A ÁRVORE TRISTE

Saio pela trilha de terra; a estrada é meu reino, minha liberdade de menino da cidade pequenina, quase um arraial, incrustada entre montanhas e pedreiras de granito, lisas, arredondadas, enormes, grandiosas! Ah! as pedreiras! Pareciam servir de medida para as dimensões de nossas emoções. Sua enormidade nos acostumava a ser grandes , largos, firmes, rochosos, vigorosos em tudo. Ao olhá-las, víamo-nos. Assim é que aprendíamos o tamanho da vida, dos sentimentos, do amor, da amizade. Aprendíamos, também, que o mundo é verde do viço dos cafezais; e suave como a curva lisa dos morros de capim baixo (vistos ao longe pareciam forrados de tapete); e que este mundo é alegre como o trinado dos pássaros que me acompanham os passos saltitantes na poeira fina do caminho amarelado, de terra e areia; e maravilhoso como o profundo azul do céu claro do dia; e mágico como as estrelas perdidas na imensidão do infinito, a mandar-nos mensagens telegráficas no morse pisca-que-pisca de sua luz, na escuridão misteriosa da noite. Sou dono das ruazinhas que atravesso chispando na minha bicicleta, leve e veloz, da alegria das pessoas que riem e cantam nos quintais, cozinhando e fazendo a faxina, das lavadeiras que, as saias de algodão rústico enroladas pelo meio das pernas, agachadas com os pés dentro da água na margem arenosa do rio manso, águas limpas mas esverdeadas, o pano branco enrolado em turbante nas cabeleiras, os rostos morenos e as mãos alvas de tanta água e sabão, batem e esfregam a roupa enquanto entoam melodias lindas e lamentosas, mas sem tristeza.

Sou a própria vida que vem caminhando do fundo da estrada em minha direção, cheia de futuro.

Lá, bem longe, os paus da cerca correm em paralelo à minha frente e parecem unir-se, ao afinar da estrada, como se fosse o seu fim, ponto que se reabre a cada passo, que não chega nunca!

Mas, bem na curva, há uma árvore grande, muito grande, de galhos e folhas separadas, a copa rala, o tronco retorcido, impressionante ! escura ! sombria ! Oh! árvore ! que presságios escondes! diz -me! por que me arrancas, com a aparência lúgubre, da realidade feliz para o peso de sombras que meu coração não sabe conhecer? Por quê? Tens a magnificência das pedreiras, mas transmites-me apertura ao espírito. Guarde para ti o segredo que não quero ouvir e deixa-me seguir assobiando pela estrada clara ao correr da fresca aragem que me embala os sonhos e as ilusões.
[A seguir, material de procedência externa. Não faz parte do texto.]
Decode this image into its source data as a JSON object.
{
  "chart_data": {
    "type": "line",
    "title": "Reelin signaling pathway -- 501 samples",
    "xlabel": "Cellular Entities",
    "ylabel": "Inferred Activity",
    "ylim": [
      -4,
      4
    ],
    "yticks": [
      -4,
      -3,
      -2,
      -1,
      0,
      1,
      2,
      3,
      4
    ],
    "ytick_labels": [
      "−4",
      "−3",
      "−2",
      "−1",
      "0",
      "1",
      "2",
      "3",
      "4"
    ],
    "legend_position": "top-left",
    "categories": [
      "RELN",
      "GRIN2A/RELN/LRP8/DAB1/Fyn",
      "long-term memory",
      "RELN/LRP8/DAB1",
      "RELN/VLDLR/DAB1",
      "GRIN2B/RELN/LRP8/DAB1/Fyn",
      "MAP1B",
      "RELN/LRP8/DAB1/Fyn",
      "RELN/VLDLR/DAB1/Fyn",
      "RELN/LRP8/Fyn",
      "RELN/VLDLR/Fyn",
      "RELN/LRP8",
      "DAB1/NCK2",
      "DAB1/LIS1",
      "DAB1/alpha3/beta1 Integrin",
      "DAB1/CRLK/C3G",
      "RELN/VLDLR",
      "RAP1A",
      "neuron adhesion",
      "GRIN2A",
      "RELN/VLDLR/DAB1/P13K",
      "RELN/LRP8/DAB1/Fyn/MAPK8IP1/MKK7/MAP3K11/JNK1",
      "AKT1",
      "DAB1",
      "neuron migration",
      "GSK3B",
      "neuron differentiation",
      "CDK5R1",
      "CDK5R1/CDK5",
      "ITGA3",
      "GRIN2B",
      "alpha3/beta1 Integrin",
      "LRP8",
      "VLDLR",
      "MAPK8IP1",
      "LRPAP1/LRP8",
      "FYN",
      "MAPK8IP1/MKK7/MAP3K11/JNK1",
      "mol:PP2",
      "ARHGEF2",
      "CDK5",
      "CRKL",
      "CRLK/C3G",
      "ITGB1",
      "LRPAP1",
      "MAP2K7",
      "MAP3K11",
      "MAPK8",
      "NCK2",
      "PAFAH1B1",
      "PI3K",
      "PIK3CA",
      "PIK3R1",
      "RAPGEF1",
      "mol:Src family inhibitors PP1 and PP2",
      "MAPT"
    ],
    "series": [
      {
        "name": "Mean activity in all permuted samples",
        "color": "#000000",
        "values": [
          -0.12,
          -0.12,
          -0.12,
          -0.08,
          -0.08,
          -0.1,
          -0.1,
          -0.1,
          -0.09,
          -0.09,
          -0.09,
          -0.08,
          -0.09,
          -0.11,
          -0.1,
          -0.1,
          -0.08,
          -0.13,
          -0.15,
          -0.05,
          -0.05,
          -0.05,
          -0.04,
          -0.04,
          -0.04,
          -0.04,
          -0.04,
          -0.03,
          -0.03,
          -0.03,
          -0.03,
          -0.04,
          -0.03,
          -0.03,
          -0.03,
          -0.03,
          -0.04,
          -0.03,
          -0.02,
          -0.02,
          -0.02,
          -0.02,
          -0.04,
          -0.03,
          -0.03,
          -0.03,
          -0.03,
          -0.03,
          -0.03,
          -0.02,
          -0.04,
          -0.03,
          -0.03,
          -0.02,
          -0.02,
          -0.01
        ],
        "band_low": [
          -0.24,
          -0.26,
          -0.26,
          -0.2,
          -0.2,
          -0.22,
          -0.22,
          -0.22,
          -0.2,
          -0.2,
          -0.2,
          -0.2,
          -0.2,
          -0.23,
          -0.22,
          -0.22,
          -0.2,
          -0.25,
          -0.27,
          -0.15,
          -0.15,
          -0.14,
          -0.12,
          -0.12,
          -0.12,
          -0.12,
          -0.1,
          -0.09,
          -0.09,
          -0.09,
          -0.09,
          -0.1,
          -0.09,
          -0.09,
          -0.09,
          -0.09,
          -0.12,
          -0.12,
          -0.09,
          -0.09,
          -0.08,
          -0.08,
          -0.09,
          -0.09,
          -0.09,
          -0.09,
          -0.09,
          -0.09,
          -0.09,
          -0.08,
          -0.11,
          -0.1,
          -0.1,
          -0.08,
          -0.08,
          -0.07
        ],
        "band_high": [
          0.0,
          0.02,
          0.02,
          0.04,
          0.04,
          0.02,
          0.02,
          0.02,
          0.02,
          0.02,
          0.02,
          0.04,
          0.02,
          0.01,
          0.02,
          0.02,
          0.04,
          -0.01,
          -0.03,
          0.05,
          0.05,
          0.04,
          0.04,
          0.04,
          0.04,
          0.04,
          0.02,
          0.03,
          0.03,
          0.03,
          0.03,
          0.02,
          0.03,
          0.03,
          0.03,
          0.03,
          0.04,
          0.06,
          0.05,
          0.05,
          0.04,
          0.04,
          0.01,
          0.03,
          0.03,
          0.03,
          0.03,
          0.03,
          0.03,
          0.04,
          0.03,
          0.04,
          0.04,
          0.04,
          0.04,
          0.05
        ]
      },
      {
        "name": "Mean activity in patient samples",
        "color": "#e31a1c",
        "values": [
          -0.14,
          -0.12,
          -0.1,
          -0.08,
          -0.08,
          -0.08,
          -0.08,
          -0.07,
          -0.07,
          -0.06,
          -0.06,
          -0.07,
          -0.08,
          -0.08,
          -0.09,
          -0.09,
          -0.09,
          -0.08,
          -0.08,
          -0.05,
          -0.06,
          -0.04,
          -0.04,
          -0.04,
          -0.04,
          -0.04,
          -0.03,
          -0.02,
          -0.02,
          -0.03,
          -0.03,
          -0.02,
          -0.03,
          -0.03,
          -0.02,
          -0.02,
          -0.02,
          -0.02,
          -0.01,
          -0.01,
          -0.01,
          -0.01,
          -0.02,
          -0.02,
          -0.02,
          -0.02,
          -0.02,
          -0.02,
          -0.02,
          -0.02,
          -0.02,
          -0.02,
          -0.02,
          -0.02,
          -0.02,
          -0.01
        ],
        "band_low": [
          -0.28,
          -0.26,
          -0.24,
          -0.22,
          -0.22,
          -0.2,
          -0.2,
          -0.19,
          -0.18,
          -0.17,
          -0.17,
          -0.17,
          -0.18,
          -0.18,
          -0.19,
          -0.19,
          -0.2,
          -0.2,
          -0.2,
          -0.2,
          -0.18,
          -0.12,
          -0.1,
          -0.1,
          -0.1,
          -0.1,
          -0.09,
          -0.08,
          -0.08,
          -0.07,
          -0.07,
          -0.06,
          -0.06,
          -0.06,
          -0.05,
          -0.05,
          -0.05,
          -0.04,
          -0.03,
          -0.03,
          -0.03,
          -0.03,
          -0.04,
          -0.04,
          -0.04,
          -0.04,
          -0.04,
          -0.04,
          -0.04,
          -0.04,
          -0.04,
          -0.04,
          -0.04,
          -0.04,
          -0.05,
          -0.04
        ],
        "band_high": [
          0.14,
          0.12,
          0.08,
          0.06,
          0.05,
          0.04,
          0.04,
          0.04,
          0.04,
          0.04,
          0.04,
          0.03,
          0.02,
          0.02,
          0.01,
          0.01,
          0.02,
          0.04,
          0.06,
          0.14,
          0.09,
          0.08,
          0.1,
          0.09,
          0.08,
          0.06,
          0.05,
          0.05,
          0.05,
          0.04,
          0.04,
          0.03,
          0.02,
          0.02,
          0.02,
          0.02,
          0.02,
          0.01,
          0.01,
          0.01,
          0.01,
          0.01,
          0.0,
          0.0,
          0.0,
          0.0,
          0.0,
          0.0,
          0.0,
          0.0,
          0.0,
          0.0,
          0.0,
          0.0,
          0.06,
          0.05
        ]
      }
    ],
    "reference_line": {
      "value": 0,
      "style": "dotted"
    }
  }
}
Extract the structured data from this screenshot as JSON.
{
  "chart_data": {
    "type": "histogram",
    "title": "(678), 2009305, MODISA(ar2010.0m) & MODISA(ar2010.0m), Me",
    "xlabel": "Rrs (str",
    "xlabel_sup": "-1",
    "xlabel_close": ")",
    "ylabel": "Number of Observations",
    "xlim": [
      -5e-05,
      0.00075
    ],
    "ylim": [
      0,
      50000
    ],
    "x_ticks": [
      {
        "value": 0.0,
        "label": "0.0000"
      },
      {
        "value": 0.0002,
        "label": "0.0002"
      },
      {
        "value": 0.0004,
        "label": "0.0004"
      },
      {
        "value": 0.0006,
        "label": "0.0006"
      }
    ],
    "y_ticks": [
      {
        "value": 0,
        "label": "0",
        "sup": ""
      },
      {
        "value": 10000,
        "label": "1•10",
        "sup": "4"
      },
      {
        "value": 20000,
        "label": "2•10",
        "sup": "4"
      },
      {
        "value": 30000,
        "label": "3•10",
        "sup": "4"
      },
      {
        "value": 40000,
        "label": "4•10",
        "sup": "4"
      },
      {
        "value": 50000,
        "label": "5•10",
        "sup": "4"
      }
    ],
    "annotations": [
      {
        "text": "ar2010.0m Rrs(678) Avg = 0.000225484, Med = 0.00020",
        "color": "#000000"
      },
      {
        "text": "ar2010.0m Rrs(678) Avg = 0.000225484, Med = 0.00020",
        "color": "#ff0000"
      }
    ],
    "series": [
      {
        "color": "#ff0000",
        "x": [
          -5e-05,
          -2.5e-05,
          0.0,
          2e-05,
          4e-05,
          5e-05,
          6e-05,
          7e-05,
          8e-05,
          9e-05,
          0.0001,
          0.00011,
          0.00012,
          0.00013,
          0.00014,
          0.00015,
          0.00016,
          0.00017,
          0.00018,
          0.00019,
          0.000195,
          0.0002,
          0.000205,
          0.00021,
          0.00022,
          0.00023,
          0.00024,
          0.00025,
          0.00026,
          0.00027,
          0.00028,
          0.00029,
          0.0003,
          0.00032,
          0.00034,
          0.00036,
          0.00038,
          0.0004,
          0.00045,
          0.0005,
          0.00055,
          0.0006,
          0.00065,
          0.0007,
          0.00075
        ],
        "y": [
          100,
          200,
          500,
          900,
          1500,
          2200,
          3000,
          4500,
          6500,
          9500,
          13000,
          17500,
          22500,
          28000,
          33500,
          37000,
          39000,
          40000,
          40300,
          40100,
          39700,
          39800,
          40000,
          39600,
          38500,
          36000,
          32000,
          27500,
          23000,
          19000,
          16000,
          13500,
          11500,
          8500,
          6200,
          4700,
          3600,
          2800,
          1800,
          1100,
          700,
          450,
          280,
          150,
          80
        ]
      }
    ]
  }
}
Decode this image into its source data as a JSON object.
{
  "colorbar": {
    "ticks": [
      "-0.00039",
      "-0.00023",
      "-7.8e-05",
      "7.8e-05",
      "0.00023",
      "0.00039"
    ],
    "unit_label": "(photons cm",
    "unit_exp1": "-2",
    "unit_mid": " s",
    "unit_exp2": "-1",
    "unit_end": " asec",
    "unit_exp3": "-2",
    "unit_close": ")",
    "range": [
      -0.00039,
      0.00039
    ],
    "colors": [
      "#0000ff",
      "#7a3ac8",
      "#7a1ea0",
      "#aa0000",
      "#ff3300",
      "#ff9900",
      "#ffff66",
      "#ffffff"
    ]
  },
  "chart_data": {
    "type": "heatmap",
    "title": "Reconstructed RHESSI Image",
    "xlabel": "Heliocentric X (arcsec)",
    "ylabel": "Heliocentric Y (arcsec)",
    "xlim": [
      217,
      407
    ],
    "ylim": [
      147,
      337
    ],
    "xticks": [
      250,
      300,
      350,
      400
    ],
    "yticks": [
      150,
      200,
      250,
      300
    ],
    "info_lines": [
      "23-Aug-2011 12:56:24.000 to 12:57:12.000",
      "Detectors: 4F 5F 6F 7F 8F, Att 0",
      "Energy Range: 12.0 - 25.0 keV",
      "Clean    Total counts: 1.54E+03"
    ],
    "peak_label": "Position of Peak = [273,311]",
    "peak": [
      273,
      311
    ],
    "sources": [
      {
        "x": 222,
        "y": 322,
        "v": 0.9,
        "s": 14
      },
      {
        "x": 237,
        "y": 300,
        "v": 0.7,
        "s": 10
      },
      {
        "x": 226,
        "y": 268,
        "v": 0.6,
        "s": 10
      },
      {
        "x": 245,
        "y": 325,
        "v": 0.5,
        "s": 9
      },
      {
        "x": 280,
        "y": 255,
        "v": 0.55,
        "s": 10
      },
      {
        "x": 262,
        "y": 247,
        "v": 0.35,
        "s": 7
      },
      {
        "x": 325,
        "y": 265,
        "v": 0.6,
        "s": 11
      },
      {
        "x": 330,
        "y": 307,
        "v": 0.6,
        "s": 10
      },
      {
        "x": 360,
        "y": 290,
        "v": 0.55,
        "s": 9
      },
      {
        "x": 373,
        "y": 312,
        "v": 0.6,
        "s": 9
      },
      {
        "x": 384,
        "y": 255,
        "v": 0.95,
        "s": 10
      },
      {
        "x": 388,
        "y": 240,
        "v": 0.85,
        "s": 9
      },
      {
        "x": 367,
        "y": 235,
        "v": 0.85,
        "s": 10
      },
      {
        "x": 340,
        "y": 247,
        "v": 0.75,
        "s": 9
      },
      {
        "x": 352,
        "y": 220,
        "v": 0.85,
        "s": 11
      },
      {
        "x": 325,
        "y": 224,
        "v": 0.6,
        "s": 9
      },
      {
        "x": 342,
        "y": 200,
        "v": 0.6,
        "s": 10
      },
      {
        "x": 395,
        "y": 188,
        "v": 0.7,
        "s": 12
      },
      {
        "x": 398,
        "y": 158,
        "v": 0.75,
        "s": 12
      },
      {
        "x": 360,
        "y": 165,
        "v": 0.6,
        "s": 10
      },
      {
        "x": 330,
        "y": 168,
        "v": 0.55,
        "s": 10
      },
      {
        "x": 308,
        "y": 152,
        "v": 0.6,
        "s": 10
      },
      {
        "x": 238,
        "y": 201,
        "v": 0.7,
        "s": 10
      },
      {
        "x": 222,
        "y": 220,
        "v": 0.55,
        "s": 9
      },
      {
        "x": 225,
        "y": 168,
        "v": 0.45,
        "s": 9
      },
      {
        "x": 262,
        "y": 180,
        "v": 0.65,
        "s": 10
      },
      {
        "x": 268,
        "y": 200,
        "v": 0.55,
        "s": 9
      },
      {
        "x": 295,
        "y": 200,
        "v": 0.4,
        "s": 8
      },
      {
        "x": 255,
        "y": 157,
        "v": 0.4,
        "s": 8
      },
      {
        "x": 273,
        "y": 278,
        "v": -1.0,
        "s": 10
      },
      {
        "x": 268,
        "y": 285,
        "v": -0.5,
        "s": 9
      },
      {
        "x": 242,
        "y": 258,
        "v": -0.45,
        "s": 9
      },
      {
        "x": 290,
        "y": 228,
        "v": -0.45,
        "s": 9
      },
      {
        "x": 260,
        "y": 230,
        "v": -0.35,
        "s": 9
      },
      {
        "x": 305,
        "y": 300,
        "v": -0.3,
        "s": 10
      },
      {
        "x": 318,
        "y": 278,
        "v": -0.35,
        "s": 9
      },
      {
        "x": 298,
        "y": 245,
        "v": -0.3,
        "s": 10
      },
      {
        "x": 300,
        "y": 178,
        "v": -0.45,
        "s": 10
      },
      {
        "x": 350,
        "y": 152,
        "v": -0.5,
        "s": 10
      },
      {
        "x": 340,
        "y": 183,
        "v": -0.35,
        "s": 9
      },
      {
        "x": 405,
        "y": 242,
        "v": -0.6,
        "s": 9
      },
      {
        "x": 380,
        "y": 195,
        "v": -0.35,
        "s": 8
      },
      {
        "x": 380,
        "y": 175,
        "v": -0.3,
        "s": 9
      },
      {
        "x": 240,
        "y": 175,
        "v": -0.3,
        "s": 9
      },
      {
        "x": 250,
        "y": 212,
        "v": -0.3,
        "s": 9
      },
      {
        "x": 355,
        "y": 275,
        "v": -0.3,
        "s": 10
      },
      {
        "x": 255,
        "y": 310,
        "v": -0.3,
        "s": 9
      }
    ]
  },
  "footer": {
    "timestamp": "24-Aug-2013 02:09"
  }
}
Volta, menino! Não vás, não sigas, não olhes, não vejas!

As expressões de espanto e de tristeza me recomendam não prosseguir. Não consigo atender aos conselhos. Vou. Sei que é a árvore, alguma coisa na árvore que não quero saber- deve ser o seu segredo - mas vou.

Logo, ao olhá-la, paraliso entre aterrorizado e aturdido.

Lá está ele -- como uma sombra encompridada, esguia, pendente como um cristo crucificado, a figura da solidão, da tristeza, dependurada na grossa corda amarrada ao galho alto da árvore do mistério -- o enforcado. Compreenderia ele o quanto levaria do mundo, o quanto carregaria de mim, ao sair da estrada, em sua viagem, para o silêncio da árvore que ficava a sua margem? Não deixou uma carta, um bilhete, um recado, um sinal. Ninguém jamais soube por que jogou sua vida na ponta da corda e deixou-se ficar como um grito de angústia estampado contra a folhagem e os pedaços de céu que rendavam aquela copa, rasgando-a em pedaços, espantando-nos.

Depois do volteio da estrada onde ficava a árvore, alguma coisa parecia estar diferente, agora, tempos - muito tempo - após terem retirado o corpo sinistro do enforcado desconhecido. Havia um quê de inescrutável mais à frente, um certo silêncio, um peso estranho, como se já não se pudesse, tanto, adivinhar o que viria depois das curvas mais distantes, vistas serpenteando ao longe, pelas beiradas dos morros.

Ao avizinhar-me do local, já começo a ver, em minha mente, sempre, a árvore com a figura do enforcado. E ao olhá-la vazia da corda e do corpo inerte, não consigo deixar de vê-lo nela, indelével, permanente, parte perene da árvore à qual prendeu sua vida e sua morte, para onde arrastou, em gemidos, a parte mais recôndita e triste do nosso ser, acumpliciando-nos a sua dor.